Throughput Optimisations
Confidently scale applications for production
Continuous batching

Queued requests can be inserted into running batches, minimizing the amount of time that your requests wait to be seen to. This is crucial for keeping GPU utilization high and making the most of every dollar spent on GPUs.

Model Sharding For Multi-GPU

Models are tensors sharded across GPUs. This is perfect if you are looking to run large models that don't fit in a single GPU, and maximise the per-token speeds.

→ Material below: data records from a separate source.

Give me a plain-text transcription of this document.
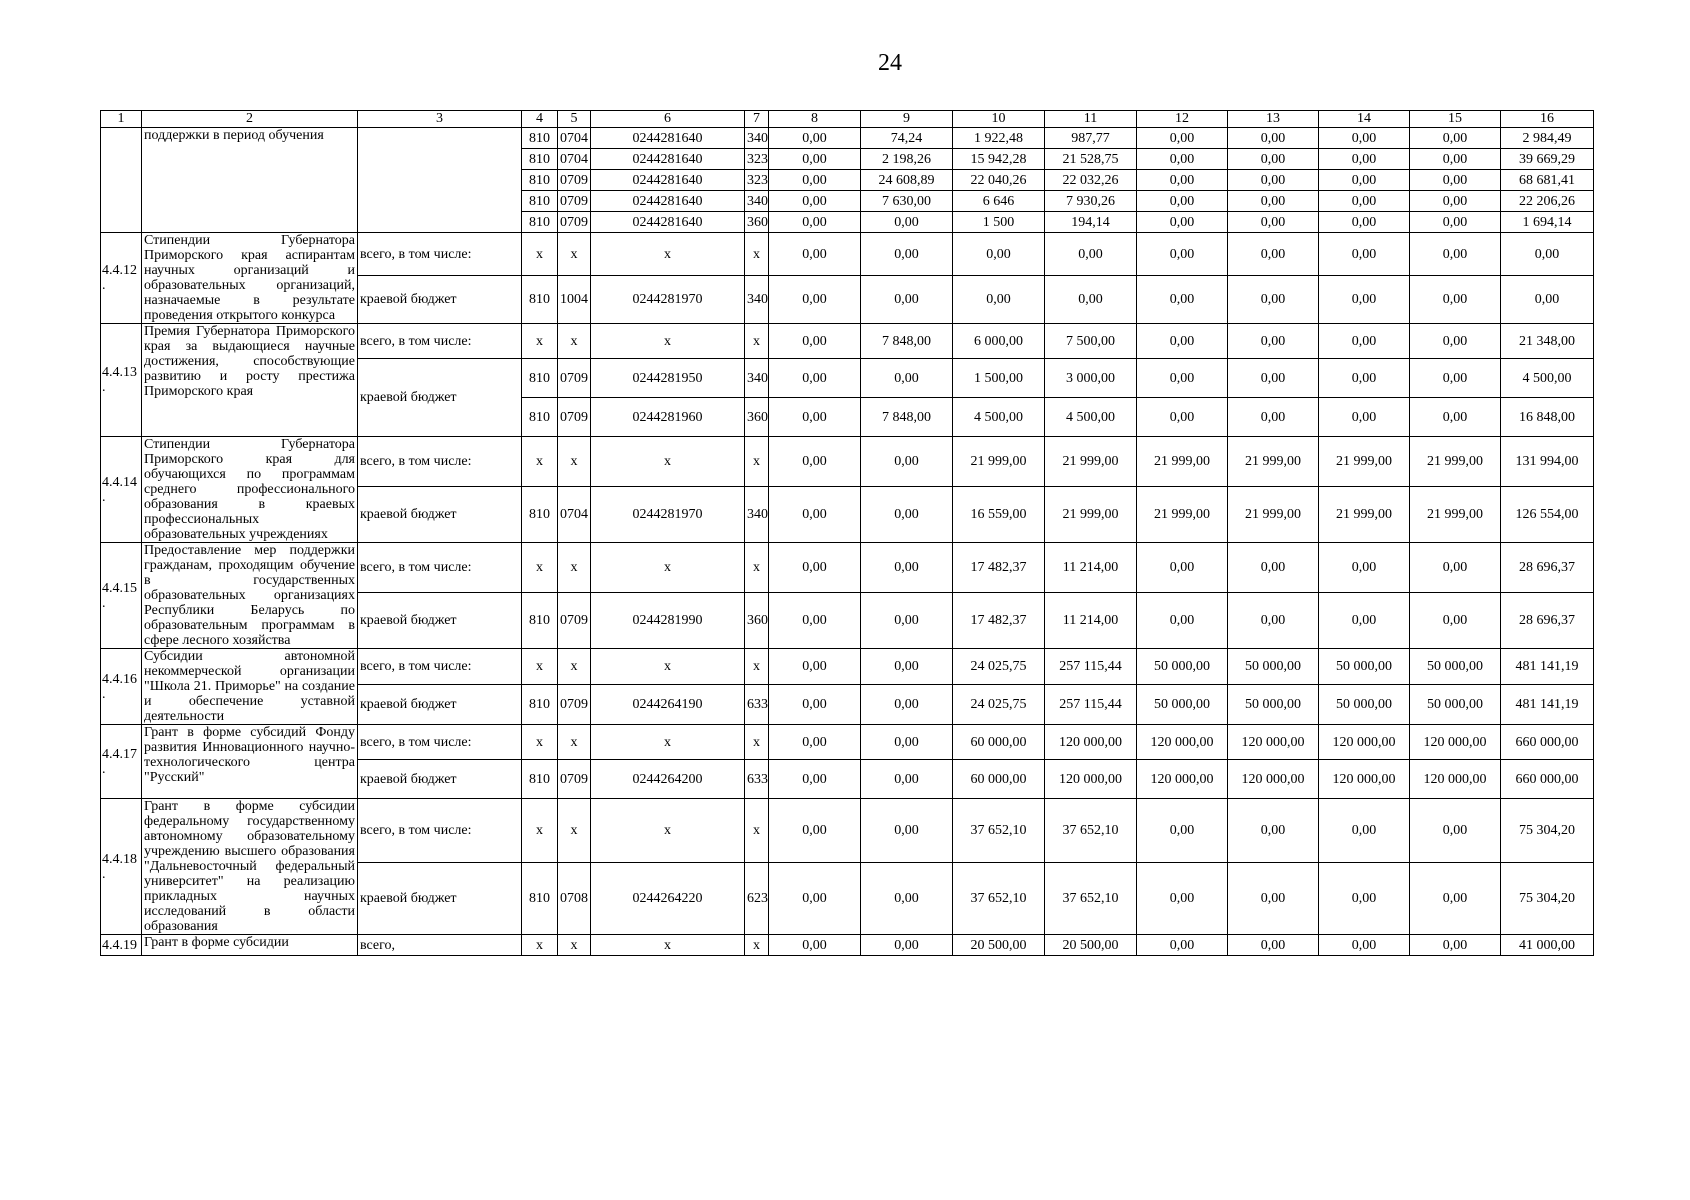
24
1	2	3	4	5	6	7	8	9	10	11	12	13	14	15	16
	поддержки в период обучения		810	0704	0244281640	340	0,00	74,24	1 922,48	987,77	0,00	0,00	0,00	0,00	2 984,49
			810	0704	0244281640	323	0,00	2 198,26	15 942,28	21 528,75	0,00	0,00	0,00	0,00	39 669,29
			810	0709	0244281640	323	0,00	24 608,89	22 040,26	22 032,26	0,00	0,00	0,00	0,00	68 681,41
			810	0709	0244281640	340	0,00	7 630,00	6 646	7 930,26	0,00	0,00	0,00	0,00	22 206,26
			810	0709	0244281640	360	0,00	0,00	1 500	194,14	0,00	0,00	0,00	0,00	1 694,14
4.4.12 .	Стипендии Губернатора Приморского края аспирантам научных организаций и образовательных организаций, назначаемые в результате проведения открытого конкурса	всего, в том числе:	x	x	x	x	0,00	0,00	0,00	0,00	0,00	0,00	0,00	0,00	0,00
		краевой бюджет	810	1004	0244281970	340	0,00	0,00	0,00	0,00	0,00	0,00	0,00	0,00	0,00
4.4.13 .	Премия Губернатора Приморского края за выдающиеся научные достижения, способствующие развитию и росту престижа Приморского края	всего, в том числе:	x	x	x	x	0,00	7 848,00	6 000,00	7 500,00	0,00	0,00	0,00	0,00	21 348,00
		краевой бюджет	810	0709	0244281950	340	0,00	0,00	1 500,00	3 000,00	0,00	0,00	0,00	0,00	4 500,00
			810	0709	0244281960	360	0,00	7 848,00	4 500,00	4 500,00	0,00	0,00	0,00	0,00	16 848,00
4.4.14 .	Стипендии Губернатора Приморского края для обучающихся по программам среднего профессионального образования в краевых профессиональных образовательных учреждениях	всего, в том числе:	x	x	x	x	0,00	0,00	21 999,00	21 999,00	21 999,00	21 999,00	21 999,00	21 999,00	131 994,00
		краевой бюджет	810	0704	0244281970	340	0,00	0,00	16 559,00	21 999,00	21 999,00	21 999,00	21 999,00	21 999,00	126 554,00
4.4.15 .	Предоставление мер поддержки гражданам, проходящим обучение в государственных образовательных организациях Республики Беларусь по образовательным программам в сфере лесного хозяйства	всего, в том числе:	x	x	x	x	0,00	0,00	17 482,37	11 214,00	0,00	0,00	0,00	0,00	28 696,37
		краевой бюджет	810	0709	0244281990	360	0,00	0,00	17 482,37	11 214,00	0,00	0,00	0,00	0,00	28 696,37
4.4.16 .	Субсидии автономной некоммерческой организации "Школа 21. Приморье" на создание и обеспечение уставной деятельности	всего, в том числе:	x	x	x	x	0,00	0,00	24 025,75	257 115,44	50 000,00	50 000,00	50 000,00	50 000,00	481 141,19
		краевой бюджет	810	0709	0244264190	633	0,00	0,00	24 025,75	257 115,44	50 000,00	50 000,00	50 000,00	50 000,00	481 141,19
4.4.17 .	Грант в форме субсидий Фонду развития Инновационного научно-технологического центра "Русский"	всего, в том числе:	x	x	x	x	0,00	0,00	60 000,00	120 000,00	120 000,00	120 000,00	120 000,00	120 000,00	660 000,00
		краевой бюджет	810	0709	0244264200	633	0,00	0,00	60 000,00	120 000,00	120 000,00	120 000,00	120 000,00	120 000,00	660 000,00
4.4.18 .	Грант в форме субсидии федеральному государственному автономному образовательному учреждению высшего образования "Дальневосточный федеральный университет" на реализацию прикладных научных исследований в области образования	всего, в том числе:	x	x	x	x	0,00	0,00	37 652,10	37 652,10	0,00	0,00	0,00	0,00	75 304,20
		краевой бюджет	810	0708	0244264220	623	0,00	0,00	37 652,10	37 652,10	0,00	0,00	0,00	0,00	75 304,20
4.4.19	Грант в форме субсидии	всего,	x	x	x	x	0,00	0,00	20 500,00	20 500,00	0,00	0,00	0,00	0,00	41 000,00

Multi-threaded rust server

You never want the server to get in the way of lightning fast model inference. The lightweight Takeoff Server is lightning fast and guarantees high performance even under high load.

GPU Utilisation
Improve GPU Utilisation when deploying multiple models
Multi model serving

Use the same GPU to serve multiple models that can fit in GPU memory. Perfect for multi-model applications like RAG where models are used asynchronously. Never leave your GPUs idle!

Batched LoRA

Takeoff empowers serving of hundreds of fine-tuned models for the cost of just one, by deploying the fine-tuned LoRAs onto a single Takeoff Server. This innovation results in significantly reduced infrastructure requirements, especially in centrally managed deployments.

Minimise unpredictable model outputs with model controllers
JSON and Regex controller

Control the model’s output to fit a set JSON or REGEX schema. Confidently build pipelines around your language model without impacting the model latency. Perfect for document extraction workflows. 

Deploy models to smaller and cheaper GPUs with up to 8x model compression

Compress the models using accuracy-preserving model compressions (AWQ). Deploy the same model to significantly smaller and cheaper GPUs, or even CPUs.